En 1995 ouvre la « Boutique Bernard Loiseau » à côté de son hôtel-restaurant de Saulieu, dans lequel sont proposés des produits gourmands du terroir bourguignon, des vins sélectionnés, des accessoires et du textile de cuisine, des livres de cuisine, ainsi qu’une sélection d’articles issus de l’artisanat régional bourguignon.
Comme ses pairs Paul Bocuse, Joël Robuchon, Georges Blanc, Alain Ducasse ou Marc Veyrat, il souhaite développer des produits dérivés sous son nom, ce qui se révèle indispensable pour équilibrer les frais que génère la gestion d’un établissement comme « la Côte d’Or », situé loin d’une grande ville. Deux restaurants ouvrent à Paris : « Tante Louise » et « Tante Marguerite ». Il développe aussi une gamme de plats cuisinés pour la grande distribution avec la société AGIS.
En décembre 1998, il fonde la société « Bernard Loiseau SA » qu’il introduit sur le second marché boursier devenant ainsi le premier chef au monde à être coté en Bourse, ce qui lui vaut la une du New York Times aux États-Unis.

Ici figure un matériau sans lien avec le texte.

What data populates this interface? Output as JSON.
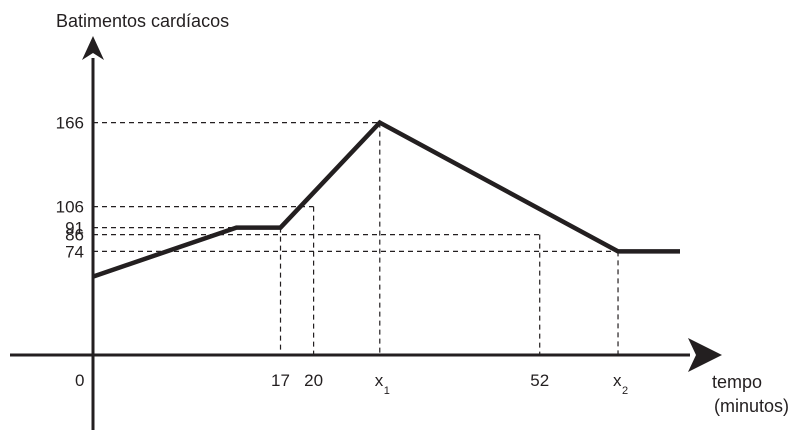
{
  "chart_data": {
    "type": "line",
    "ylabel": "Batimentos cardíacos",
    "xlabel_line1": "tempo",
    "xlabel_line2": "(minutos)",
    "origin_label": "0",
    "x_ticks": [
      {
        "label": "17",
        "value": 17,
        "pos_value": 17
      },
      {
        "label": "20",
        "value": 20,
        "pos_value": 20
      },
      {
        "label": "x",
        "sub": "1",
        "value": null,
        "pos_value": 26
      },
      {
        "label": "52",
        "value": 52,
        "pos_value": 40.5
      },
      {
        "label": "x",
        "sub": "2",
        "value": null,
        "pos_value": 47.6
      }
    ],
    "y_ticks": [
      166,
      106,
      91,
      86,
      74
    ],
    "series": [
      {
        "points": [
          {
            "x": 0,
            "y": 56
          },
          {
            "x": 13,
            "y": 91
          },
          {
            "x": 17,
            "y": 91
          },
          {
            "x": "x1",
            "y": 166
          },
          {
            "x": "x2",
            "y": 74
          },
          {
            "x": "end",
            "y": 74
          }
        ]
      }
    ],
    "guides": [
      {
        "y": 166,
        "x": "x1"
      },
      {
        "y": 106,
        "x": 20
      },
      {
        "y": 91,
        "x": 17
      },
      {
        "y": 86,
        "x": 52
      },
      {
        "y": 74,
        "x": "x2"
      }
    ],
    "grid": false
  }
}
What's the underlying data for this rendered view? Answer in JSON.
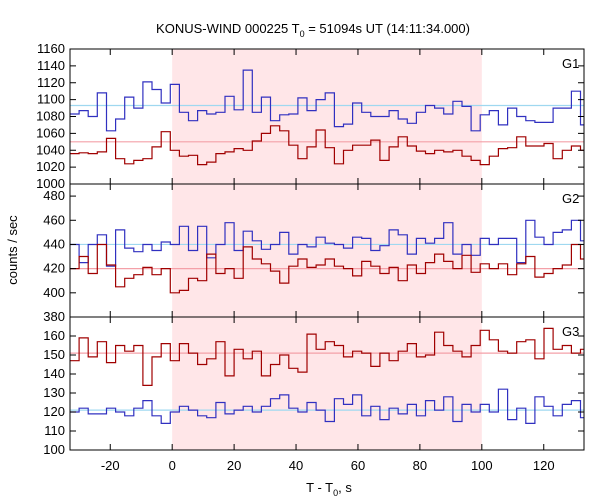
{
  "chart_data": {
    "type": "line",
    "title_prefix": "KONUS-WIND 000225 T",
    "title_sub": "0",
    "title_suffix": " = 51094s UT (14:11:34.000)",
    "xlabel_prefix": "T - T",
    "xlabel_sub": "0",
    "xlabel_suffix": ", s",
    "ylabel": "counts / sec",
    "xlim": [
      -33,
      133
    ],
    "xticks": [
      -20,
      0,
      20,
      40,
      60,
      80,
      100,
      120
    ],
    "highlight_interval": [
      0,
      100
    ],
    "colors": {
      "red_series": "#a00000",
      "blue_series": "#3030c0",
      "red_bg": "#f4a0a8",
      "blue_bg": "#9fd8f0",
      "shade": "#ffe6e8"
    },
    "step": 2.944,
    "panels": [
      {
        "label": "G1",
        "ylim": [
          1000,
          1160
        ],
        "yticks": [
          1000,
          1020,
          1040,
          1060,
          1080,
          1100,
          1120,
          1140,
          1160
        ],
        "series": [
          {
            "color": "blue",
            "background": 1093,
            "values": [
              1083,
              1087,
              1080,
              1108,
              1063,
              1077,
              1103,
              1090,
              1121,
              1112,
              1096,
              1118,
              1085,
              1075,
              1087,
              1083,
              1085,
              1104,
              1088,
              1135,
              1085,
              1103,
              1075,
              1082,
              1083,
              1102,
              1087,
              1100,
              1108,
              1068,
              1071,
              1096,
              1085,
              1080,
              1080,
              1087,
              1077,
              1072,
              1085,
              1093,
              1090,
              1083,
              1098,
              1092,
              1063,
              1082,
              1087,
              1070,
              1090,
              1080,
              1075,
              1073,
              1073,
              1090,
              1090,
              1110,
              1070,
              1093,
              1076,
              1089,
              1078,
              1079,
              1079,
              1096,
              1087,
              1084,
              1081,
              1099,
              1103,
              1094,
              1091,
              1080,
              1073,
              1079,
              1070,
              1086,
              1102,
              1093
            ]
          },
          {
            "color": "red",
            "background": 1050,
            "values": [
              1036,
              1037,
              1036,
              1038,
              1054,
              1030,
              1024,
              1028,
              1030,
              1044,
              1062,
              1040,
              1033,
              1034,
              1023,
              1026,
              1036,
              1038,
              1042,
              1040,
              1051,
              1060,
              1069,
              1063,
              1046,
              1030,
              1044,
              1064,
              1043,
              1024,
              1040,
              1046,
              1046,
              1052,
              1028,
              1044,
              1056,
              1045,
              1039,
              1036,
              1040,
              1038,
              1040,
              1033,
              1028,
              1023,
              1033,
              1042,
              1043,
              1056,
              1045,
              1045,
              1048,
              1030,
              1040,
              1045,
              1040,
              1033,
              1044,
              1048,
              1066,
              1058,
              1051,
              1045,
              1039,
              1058,
              1018,
              1062,
              1053,
              1062,
              1071,
              1058,
              1042,
              1040,
              1070,
              1043,
              1055,
              1055
            ]
          }
        ]
      },
      {
        "label": "G2",
        "ylim": [
          380,
          490
        ],
        "yticks": [
          380,
          400,
          420,
          440,
          460,
          480
        ],
        "series": [
          {
            "color": "blue",
            "background": 440,
            "values": [
              440,
              425,
              440,
              448,
              422,
              452,
              437,
              434,
              440,
              435,
              442,
              440,
              455,
              435,
              455,
              429,
              440,
              458,
              435,
              451,
              443,
              436,
              440,
              450,
              432,
              440,
              438,
              446,
              441,
              440,
              437,
              446,
              445,
              435,
              439,
              452,
              448,
              432,
              445,
              441,
              445,
              458,
              432,
              440,
              431,
              445,
              440,
              445,
              445,
              425,
              460,
              446,
              440,
              450,
              452,
              460,
              443,
              458,
              448,
              452,
              456,
              454,
              434,
              443,
              451,
              436,
              442,
              444,
              446,
              432,
              442,
              431,
              430,
              444,
              462,
              458,
              460,
              470,
              465,
              456,
              444,
              446,
              427,
              432,
              452,
              455,
              452,
              433,
              440,
              432,
              445,
              440,
              436,
              432,
              435,
              442,
              448,
              445,
              424,
              441,
              452,
              456
            ]
          },
          {
            "color": "red",
            "background": 420,
            "values": [
              420,
              430,
              416,
              440,
              423,
              405,
              412,
              415,
              421,
              415,
              420,
              400,
              402,
              412,
              410,
              432,
              416,
              420,
              412,
              438,
              428,
              424,
              418,
              408,
              422,
              428,
              421,
              423,
              428,
              422,
              420,
              414,
              426,
              422,
              416,
              421,
              410,
              423,
              416,
              425,
              432,
              426,
              420,
              431,
              417,
              424,
              420,
              424,
              415,
              424,
              430,
              413,
              416,
              420,
              423,
              440,
              428,
              418,
              410,
              432,
              412,
              425,
              423,
              416,
              430,
              408,
              436,
              421,
              421,
              412,
              426,
              424,
              431,
              430,
              415,
              428,
              410,
              420,
              431,
              426,
              436,
              428,
              425,
              440,
              422,
              430,
              415,
              423,
              418,
              412,
              397,
              413,
              418,
              432,
              426,
              402,
              420,
              424,
              425,
              415,
              420,
              412
            ]
          }
        ]
      },
      {
        "label": "G3",
        "ylim": [
          100,
          170
        ],
        "yticks": [
          100,
          110,
          120,
          130,
          140,
          150,
          160
        ],
        "series": [
          {
            "color": "red",
            "background": 151,
            "values": [
              147,
              159,
              149,
              157,
              146,
              155,
              152,
              155,
              134,
              149,
              156,
              147,
              156,
              151,
              145,
              148,
              157,
              139,
              153,
              148,
              152,
              139,
              145,
              150,
              143,
              141,
              161,
              153,
              157,
              155,
              149,
              152,
              151,
              144,
              151,
              147,
              152,
              156,
              149,
              150,
              162,
              155,
              152,
              149,
              155,
              163,
              158,
              152,
              151,
              157,
              158,
              148,
              164,
              153,
              155,
              151,
              153,
              157,
              154,
              150,
              152,
              143,
              152,
              156,
              149,
              154,
              152,
              148,
              151,
              150,
              154,
              152,
              155,
              145,
              156,
              151,
              158,
              147,
              153,
              151,
              149,
              147,
              158,
              153,
              148,
              152,
              137,
              145,
              147,
              154,
              149,
              151,
              152,
              154,
              153,
              150,
              149,
              138,
              152,
              150,
              146,
              150
            ]
          },
          {
            "color": "blue",
            "background": 121,
            "values": [
              120,
              122,
              119,
              119,
              122,
              120,
              118,
              122,
              126,
              118,
              114,
              120,
              123,
              121,
              118,
              117,
              125,
              119,
              121,
              123,
              120,
              123,
              127,
              129,
              122,
              120,
              125,
              121,
              115,
              127,
              124,
              129,
              118,
              123,
              116,
              122,
              119,
              124,
              118,
              126,
              121,
              128,
              115,
              124,
              120,
              124,
              120,
              132,
              116,
              122,
              114,
              128,
              123,
              118,
              124,
              126,
              117,
              120,
              125,
              128,
              117,
              122,
              118,
              125,
              122,
              126,
              116,
              124,
              120,
              128,
              119,
              121,
              120,
              113,
              126,
              117,
              123,
              118,
              126,
              120,
              118,
              117,
              120,
              116,
              126,
              122,
              125,
              122,
              120,
              124,
              123,
              116,
              122,
              120,
              127,
              120,
              122,
              119,
              124,
              115,
              121,
              120
            ]
          }
        ]
      }
    ]
  }
}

Il poursuit ensuite son programme de développement dans son établissement bourguignon ; un spa de charme et une piscine extérieure sont créés.

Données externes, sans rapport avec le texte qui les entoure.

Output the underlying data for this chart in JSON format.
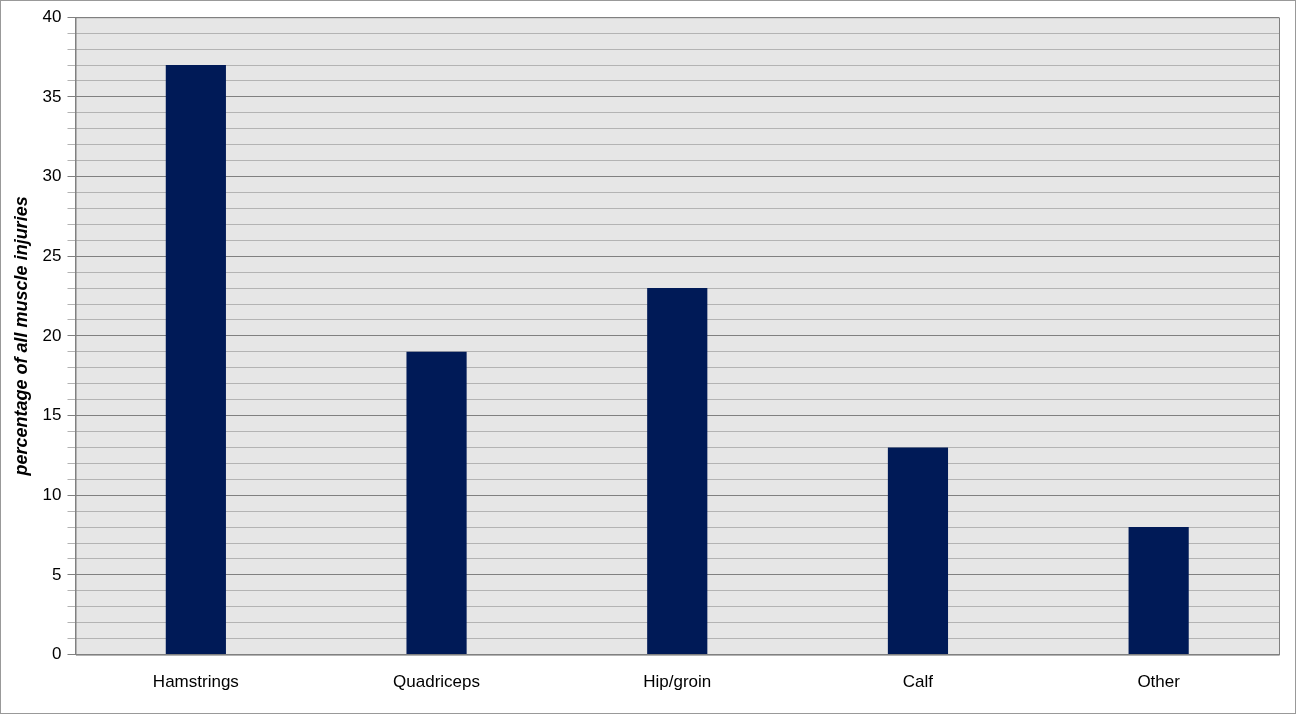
{
  "chart_data": {
    "type": "bar",
    "ylabel": "percentage of all muscle injuries",
    "categories": [
      "Hamstrings",
      "Quadriceps",
      "Hip/groin",
      "Calf",
      "Other"
    ],
    "values": [
      37,
      19,
      23,
      13,
      8
    ],
    "color": "#001a57",
    "ylim": [
      0,
      40
    ],
    "yticks": [
      0,
      {
        "value": 1,
        "label": null
      },
      {
        "value": 2,
        "label": null
      },
      {
        "value": 3,
        "label": null
      },
      {
        "value": 4,
        "label": null
      },
      5,
      {
        "value": 6,
        "label": null
      },
      {
        "value": 7,
        "label": null
      },
      {
        "value": 8,
        "label": null
      },
      {
        "value": 9,
        "label": null
      },
      10,
      {
        "value": 11,
        "label": null
      },
      {
        "value": 12,
        "label": null
      },
      {
        "value": 13,
        "label": null
      },
      {
        "value": 14,
        "label": null
      },
      15,
      {
        "value": 16,
        "label": null
      },
      {
        "value": 17,
        "label": null
      },
      {
        "value": 18,
        "label": null
      },
      {
        "value": 19,
        "label": null
      },
      20,
      {
        "value": 21,
        "label": null
      },
      {
        "value": 22,
        "label": null
      },
      {
        "value": 23,
        "label": null
      },
      {
        "value": 24,
        "label": null
      },
      25,
      {
        "value": 26,
        "label": null
      },
      {
        "value": 27,
        "label": null
      },
      {
        "value": 28,
        "label": null
      },
      {
        "value": 29,
        "label": null
      },
      30,
      {
        "value": 31,
        "label": null
      },
      {
        "value": 32,
        "label": null
      },
      {
        "value": 33,
        "label": null
      },
      {
        "value": 34,
        "label": null
      },
      35,
      {
        "value": 36,
        "label": null
      },
      {
        "value": 37,
        "label": null
      },
      {
        "value": 38,
        "label": null
      },
      {
        "value": 39,
        "label": null
      },
      40
    ],
    "grid": "y"
  }
}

En 2003, il projette d’ouvrir un hôtel de caractère et de luxe l’année suivante, dans le sud-ouest, autour de Toulouse. Finalement, le projet n’aboutit pas. En 2003, tout le programme d’embellissement du Relais & Châteaux est terminé. Malgré cela, Bernard Loiseau est sujet à une angoisse chronique et subit plusieurs revers dont une rétrogradation de 19/20 à 17/20 dans le guide Gault-Millau et l’annonce d’un éventuel retrait de sa troisième étoile par le Figaro en 2003.

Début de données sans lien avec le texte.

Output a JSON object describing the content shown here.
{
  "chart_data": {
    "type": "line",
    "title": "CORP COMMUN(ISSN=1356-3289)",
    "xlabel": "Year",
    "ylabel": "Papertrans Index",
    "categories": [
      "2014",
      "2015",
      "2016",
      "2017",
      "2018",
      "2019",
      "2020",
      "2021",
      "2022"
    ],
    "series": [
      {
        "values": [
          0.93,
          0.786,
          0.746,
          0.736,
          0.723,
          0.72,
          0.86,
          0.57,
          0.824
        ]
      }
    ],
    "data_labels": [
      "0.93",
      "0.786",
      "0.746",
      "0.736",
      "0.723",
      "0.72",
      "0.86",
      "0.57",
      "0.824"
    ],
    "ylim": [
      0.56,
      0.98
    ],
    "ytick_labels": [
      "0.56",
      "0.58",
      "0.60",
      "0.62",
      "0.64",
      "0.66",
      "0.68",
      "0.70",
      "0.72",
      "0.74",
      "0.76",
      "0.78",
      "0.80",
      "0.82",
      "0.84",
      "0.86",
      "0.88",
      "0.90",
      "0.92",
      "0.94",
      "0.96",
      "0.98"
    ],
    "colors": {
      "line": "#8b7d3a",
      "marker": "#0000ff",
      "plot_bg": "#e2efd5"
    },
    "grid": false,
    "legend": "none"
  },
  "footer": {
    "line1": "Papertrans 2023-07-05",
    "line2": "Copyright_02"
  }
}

Mais les hantises de Bernard Loiseau ne concernaient pas le devenir de son art sur lequel il s’était exprimé en toute liberté.
Sans cesse taraudé par l’angoisse de demeurer au sommet, il se suicide, chez lui, d’un coup de fusil, sans laisser d’explication le 24 février 2003, à l’âge de 52 ans, dans sa maison de Saulieu.
On a évoqué à son propos Vatel.
Suite à sa disparition, son groupe et son épouse Dominique Loiseau, ainsi que le chef Patrick Bertron (son élève et bras droit durant 21 ans), ont repris le restaurant « la Côte d’Or », qui, en 2017, a deux étoiles au Guide Michelin.
Les principales publications de Bernard Loiseau :
L’envolée des saveurs (Édit. Hachette, 1991)
Mes bons petits plats faciles et pas chers (Édit. Albin Michel, 2002)
Je cuisine comme un chef (Édit. Albin Michel Jeunesse, 2003)
Jambonnettes de grenouilles à la purée d’ail et au jus de persil (Édit. Gérard Guy, 2003)
Trucs de cuisiniers (Édit. Marabout, 2006).